Chokladbollar are a Swedish delicacy, and we’ve noticed on our trips to Stockholm that they’re available at almost every grocery and coffeehouse over there. They are often vegan, and boy are they delicious! I envy Swedes for their abundance of chokladbollar, since although a certain brand of them is sold in some Finnish supermarkets, they are a scarce resource to us in comparison with our neighboring country. Luckily chokladbollar are dead easy to make!

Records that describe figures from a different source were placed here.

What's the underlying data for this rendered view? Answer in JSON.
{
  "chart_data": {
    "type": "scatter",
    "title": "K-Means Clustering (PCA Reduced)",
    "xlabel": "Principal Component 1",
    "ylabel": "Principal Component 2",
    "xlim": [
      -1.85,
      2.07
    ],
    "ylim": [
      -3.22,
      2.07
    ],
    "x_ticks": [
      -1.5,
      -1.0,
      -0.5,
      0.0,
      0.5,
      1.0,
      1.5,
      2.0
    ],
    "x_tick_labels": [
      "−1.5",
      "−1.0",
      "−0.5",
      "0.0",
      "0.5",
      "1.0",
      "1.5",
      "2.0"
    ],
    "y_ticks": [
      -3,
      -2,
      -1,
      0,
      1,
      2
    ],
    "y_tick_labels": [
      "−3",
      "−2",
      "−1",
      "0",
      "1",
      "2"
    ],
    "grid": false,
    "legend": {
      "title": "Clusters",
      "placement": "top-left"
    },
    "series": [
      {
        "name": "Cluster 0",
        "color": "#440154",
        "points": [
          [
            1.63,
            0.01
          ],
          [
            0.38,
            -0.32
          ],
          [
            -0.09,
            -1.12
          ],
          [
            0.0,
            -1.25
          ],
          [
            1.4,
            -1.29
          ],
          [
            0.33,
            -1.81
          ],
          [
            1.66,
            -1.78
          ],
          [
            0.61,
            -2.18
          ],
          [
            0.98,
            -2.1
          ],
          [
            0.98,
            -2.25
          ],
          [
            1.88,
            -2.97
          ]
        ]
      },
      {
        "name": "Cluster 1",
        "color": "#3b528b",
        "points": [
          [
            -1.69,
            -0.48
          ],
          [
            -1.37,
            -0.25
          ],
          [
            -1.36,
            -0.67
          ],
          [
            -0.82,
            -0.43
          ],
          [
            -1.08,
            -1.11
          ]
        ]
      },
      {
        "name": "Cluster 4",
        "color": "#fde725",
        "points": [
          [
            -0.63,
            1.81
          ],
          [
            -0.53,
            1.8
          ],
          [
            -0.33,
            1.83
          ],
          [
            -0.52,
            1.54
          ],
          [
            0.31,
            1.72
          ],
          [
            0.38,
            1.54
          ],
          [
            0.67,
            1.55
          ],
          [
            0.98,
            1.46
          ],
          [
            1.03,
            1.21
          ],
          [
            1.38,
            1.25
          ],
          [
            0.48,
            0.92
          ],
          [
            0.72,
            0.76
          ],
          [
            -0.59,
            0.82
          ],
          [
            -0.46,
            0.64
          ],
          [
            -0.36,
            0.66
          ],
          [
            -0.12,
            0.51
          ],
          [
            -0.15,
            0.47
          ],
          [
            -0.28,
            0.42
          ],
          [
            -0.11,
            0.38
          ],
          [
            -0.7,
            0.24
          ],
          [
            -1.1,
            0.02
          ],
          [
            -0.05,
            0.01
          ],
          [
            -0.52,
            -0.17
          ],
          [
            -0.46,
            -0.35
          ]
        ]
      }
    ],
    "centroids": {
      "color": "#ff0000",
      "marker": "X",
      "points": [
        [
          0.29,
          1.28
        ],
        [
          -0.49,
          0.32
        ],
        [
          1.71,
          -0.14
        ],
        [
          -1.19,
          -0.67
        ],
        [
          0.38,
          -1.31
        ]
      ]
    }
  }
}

This batch makes about 9 smallish chokladbollar. It’s not very much, and I think we’ll have to double the recipe next time. We used a light vegan margarine, but I guess the commercially produced chokladbollar have coconut oil in them since they hold their shape in room temperature. I love the flavor of coffee in these, but it can be replaced with another liquid if desired – soy milk would be perfect, or maybe even a dash of some nice liqueur for extra decadence.

This is what we used:

  • 50 g vegan margarine, in room temperature (about 2 tablespoons)
  • 3/4 dl (muscovado) sugar
  • 1 tablespoon vanilla sugar
  • 2 tablespoons good cocoa powder
  • 1 and 1/2 dl rolled oats (ground)
  • 1 tablespoon coffee (we used espresso)
  • about 1 dl desiccated coconut for rolling

First, we ground the oats in our mini food processor until they resembled a coarse flour. I haven’t seen this done in any other recipe, but I just think it’s much nicer this way – I like smoother texture without chewy oats. We also brewed a little bit of coffee in our smallest stove-top coffee maker and let it cool to room temperature.

We creamed together the sugar, vanilla sugar, cocoa powder, and margarine. Then we added the oats and the coffee, and mixed with our immersion blender until well combined. The dough can be mixed by hand just as well, but again, it wont be quite as smooth.

Now, we chilled the dough in the fridge for about 30 minutes – it’s too sticky to handle otherwise. Then we just rolled the dough into 9 more or less equal-sized balls, rolled the balls in the desiccated coconut, and chilled them for about 1 hour more.